Ketika melongok ke dalam dua ruangan (dulunya digunakan sebagai kamar tidur) berukuran tiga kali empat meter, juga dipenuhi buku dan lukisan.
Meskipun rambutnya sudah memutih dan wajahnya berkerut, namun saat berbicara, ia penuh semangat, sorot matanya tajam, dan daya ingatnya masih begitu kuat, baik menyangkut Marxis, Lenin, Friedrich Engels: Eine Unze Praxis ist besser, als eine Tonne Theorie (sedikit praktek lebih baik dari pada banyak teori), sampai mengenang kehidupan masa lalunya.

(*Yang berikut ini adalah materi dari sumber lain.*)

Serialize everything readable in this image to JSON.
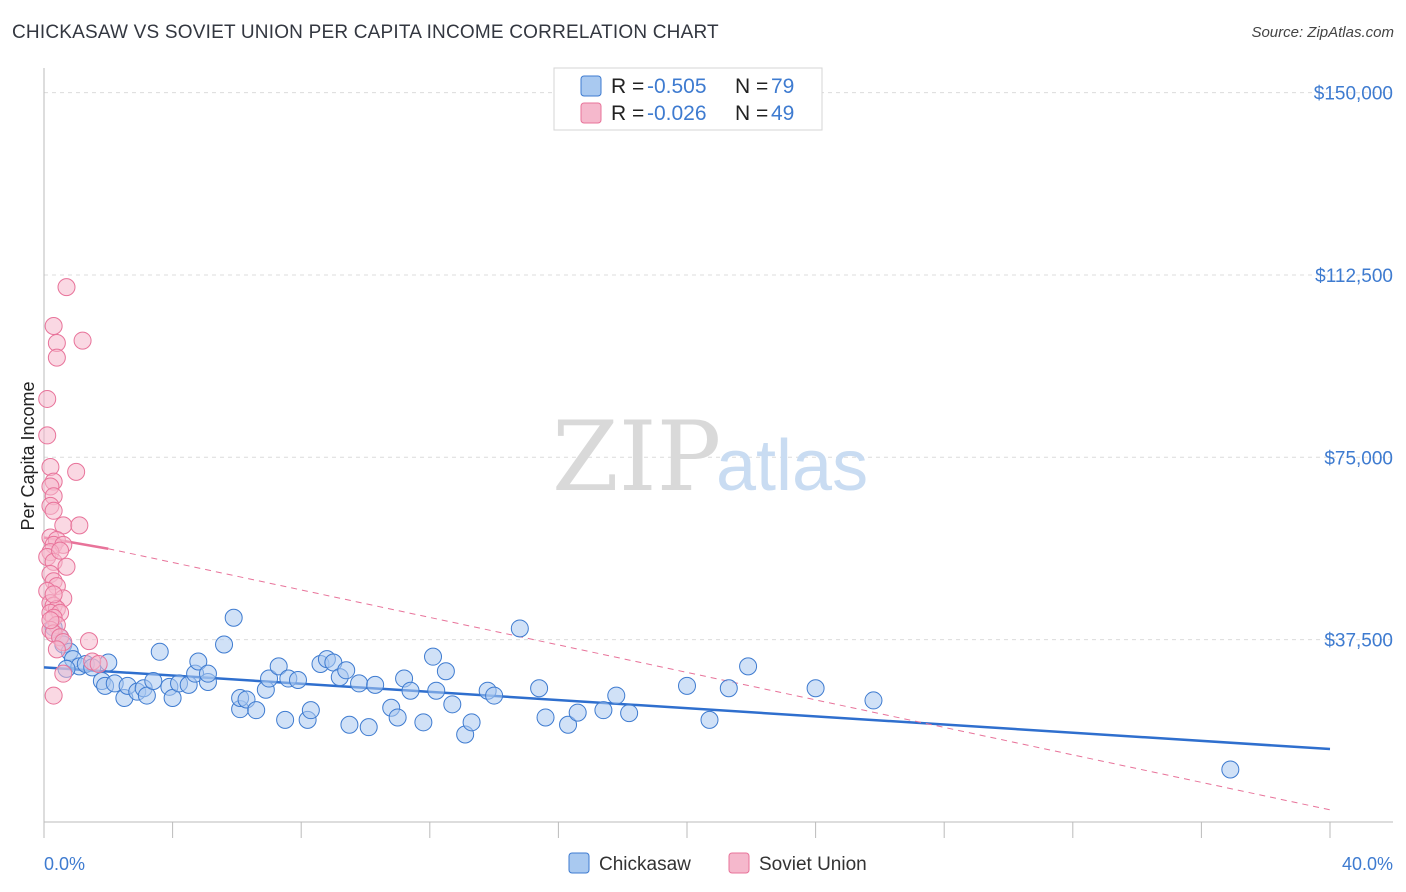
{
  "title": "CHICKASAW VS SOVIET UNION PER CAPITA INCOME CORRELATION CHART",
  "source": "Source: ZipAtlas.com",
  "colors": {
    "blue": "#3e7bd0",
    "blue_fill": "#a9c9f0",
    "pink": "#e8739a",
    "pink_fill": "#f5b8cc"
  },
  "legend": [
    {
      "r_label": "R = ",
      "r_value": "-0.505",
      "n_label": "N = ",
      "n_value": "79"
    },
    {
      "r_label": "R = ",
      "r_value": "-0.026",
      "n_label": "N = ",
      "n_value": "49"
    }
  ],
  "watermark": {
    "zip": "ZIP",
    "atlas": "atlas"
  },
  "chart_data": {
    "type": "scatter",
    "xlabel": "",
    "ylabel": "Per Capita Income",
    "xlim": [
      0,
      40
    ],
    "ylim": [
      0,
      153000
    ],
    "x_tick_labels": [
      "0.0%",
      "40.0%"
    ],
    "y_ticks": [
      37500,
      75000,
      112500,
      150000
    ],
    "y_tick_labels": [
      "$37,500",
      "$75,000",
      "$112,500",
      "$150,000"
    ],
    "series": [
      {
        "name": "Chickasaw",
        "color": "#3e7bd0",
        "points": [
          [
            0.3,
            40000
          ],
          [
            0.5,
            38000
          ],
          [
            0.6,
            36500
          ],
          [
            0.8,
            35000
          ],
          [
            0.9,
            33500
          ],
          [
            1.1,
            32000
          ],
          [
            1.3,
            32500
          ],
          [
            1.5,
            31800
          ],
          [
            1.8,
            29000
          ],
          [
            1.9,
            28000
          ],
          [
            2.2,
            28500
          ],
          [
            2.5,
            25500
          ],
          [
            2.6,
            28000
          ],
          [
            2.9,
            26800
          ],
          [
            3.1,
            27500
          ],
          [
            3.2,
            26000
          ],
          [
            3.6,
            35000
          ],
          [
            3.9,
            27800
          ],
          [
            4.0,
            25500
          ],
          [
            4.2,
            28500
          ],
          [
            4.5,
            28200
          ],
          [
            4.7,
            30500
          ],
          [
            4.8,
            33000
          ],
          [
            5.1,
            28800
          ],
          [
            5.1,
            30500
          ],
          [
            5.6,
            36500
          ],
          [
            5.9,
            42000
          ],
          [
            6.1,
            23200
          ],
          [
            6.1,
            25500
          ],
          [
            6.3,
            25200
          ],
          [
            6.6,
            23000
          ],
          [
            6.9,
            27200
          ],
          [
            7.0,
            29500
          ],
          [
            7.3,
            32000
          ],
          [
            7.5,
            21000
          ],
          [
            7.6,
            29500
          ],
          [
            7.9,
            29200
          ],
          [
            8.2,
            21000
          ],
          [
            8.3,
            23000
          ],
          [
            8.6,
            32500
          ],
          [
            8.8,
            33500
          ],
          [
            9.0,
            32800
          ],
          [
            9.2,
            29800
          ],
          [
            9.5,
            20000
          ],
          [
            9.8,
            28500
          ],
          [
            10.1,
            19500
          ],
          [
            10.3,
            28200
          ],
          [
            10.8,
            23500
          ],
          [
            11.0,
            21500
          ],
          [
            11.2,
            29500
          ],
          [
            11.4,
            27000
          ],
          [
            11.8,
            20500
          ],
          [
            12.1,
            34000
          ],
          [
            12.2,
            27000
          ],
          [
            12.5,
            31000
          ],
          [
            12.7,
            24200
          ],
          [
            13.1,
            18000
          ],
          [
            13.3,
            20500
          ],
          [
            13.8,
            27000
          ],
          [
            14.0,
            26000
          ],
          [
            14.8,
            39800
          ],
          [
            15.4,
            27500
          ],
          [
            15.6,
            21500
          ],
          [
            16.3,
            20000
          ],
          [
            16.6,
            22500
          ],
          [
            17.4,
            23000
          ],
          [
            17.8,
            26000
          ],
          [
            18.2,
            22400
          ],
          [
            20.0,
            28000
          ],
          [
            20.7,
            21000
          ],
          [
            21.3,
            27500
          ],
          [
            21.9,
            32000
          ],
          [
            24.0,
            27500
          ],
          [
            25.8,
            25000
          ],
          [
            36.9,
            10800
          ],
          [
            0.7,
            31500
          ],
          [
            2.0,
            32800
          ],
          [
            3.4,
            29000
          ],
          [
            9.4,
            31200
          ]
        ]
      },
      {
        "name": "Soviet Union",
        "color": "#e8739a",
        "points": [
          [
            0.7,
            110000
          ],
          [
            0.3,
            102000
          ],
          [
            1.2,
            99000
          ],
          [
            0.4,
            98500
          ],
          [
            0.4,
            95500
          ],
          [
            0.1,
            87000
          ],
          [
            0.1,
            79500
          ],
          [
            0.2,
            73000
          ],
          [
            1.0,
            72000
          ],
          [
            0.3,
            70000
          ],
          [
            0.2,
            69000
          ],
          [
            0.3,
            67000
          ],
          [
            0.2,
            65000
          ],
          [
            0.3,
            64000
          ],
          [
            0.6,
            61000
          ],
          [
            1.1,
            61000
          ],
          [
            0.2,
            58500
          ],
          [
            0.4,
            58000
          ],
          [
            0.3,
            57000
          ],
          [
            0.6,
            57000
          ],
          [
            0.2,
            55500
          ],
          [
            0.1,
            54500
          ],
          [
            0.3,
            53500
          ],
          [
            0.7,
            52500
          ],
          [
            0.2,
            51000
          ],
          [
            0.3,
            49500
          ],
          [
            0.4,
            48500
          ],
          [
            0.1,
            47500
          ],
          [
            0.6,
            46000
          ],
          [
            0.2,
            45000
          ],
          [
            0.3,
            44500
          ],
          [
            0.4,
            43800
          ],
          [
            0.2,
            43000
          ],
          [
            0.5,
            43000
          ],
          [
            0.3,
            42000
          ],
          [
            0.4,
            40500
          ],
          [
            0.2,
            39500
          ],
          [
            0.3,
            38800
          ],
          [
            0.5,
            38000
          ],
          [
            0.6,
            37000
          ],
          [
            1.4,
            37200
          ],
          [
            1.5,
            33000
          ],
          [
            1.7,
            32500
          ],
          [
            0.6,
            30500
          ],
          [
            0.3,
            26000
          ],
          [
            0.4,
            35500
          ],
          [
            0.2,
            41500
          ],
          [
            0.5,
            55800
          ],
          [
            0.3,
            46800
          ]
        ]
      }
    ],
    "trend_lines": [
      {
        "series": "Chickasaw",
        "x": [
          0,
          40
        ],
        "y": [
          31800,
          15000
        ],
        "style": "solid"
      },
      {
        "series": "Soviet Union",
        "x": [
          0,
          2
        ],
        "y": [
          58500,
          56200
        ],
        "style": "solid"
      },
      {
        "series": "Soviet Union",
        "x": [
          2,
          40
        ],
        "y": [
          56200,
          2500
        ],
        "style": "dashed"
      }
    ]
  },
  "bottom_legend": [
    "Chickasaw",
    "Soviet Union"
  ]
}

"Saya dua kali ketemu Presiden Soekarno di Moskow dan Istana Negara. Saat di istana, tiba-tiba saya ingin ke kamar mandi. Di dalam saya bertemu seseorang mengenakan celana pendek dan rambut kepalanya sedikit. Menunjukkan letak kamar mandi. E, ternyata ia orang penting," kenang Pak Soes.
Kemudian, penerima penghargaan Prasidatama (2018) untuk novel Dunia Samin, menceritakan bagaimana pengalaman sekolahnya yang tidak naik kelas saat kelas empat. Waktu ujian SMP juga tidak lulus.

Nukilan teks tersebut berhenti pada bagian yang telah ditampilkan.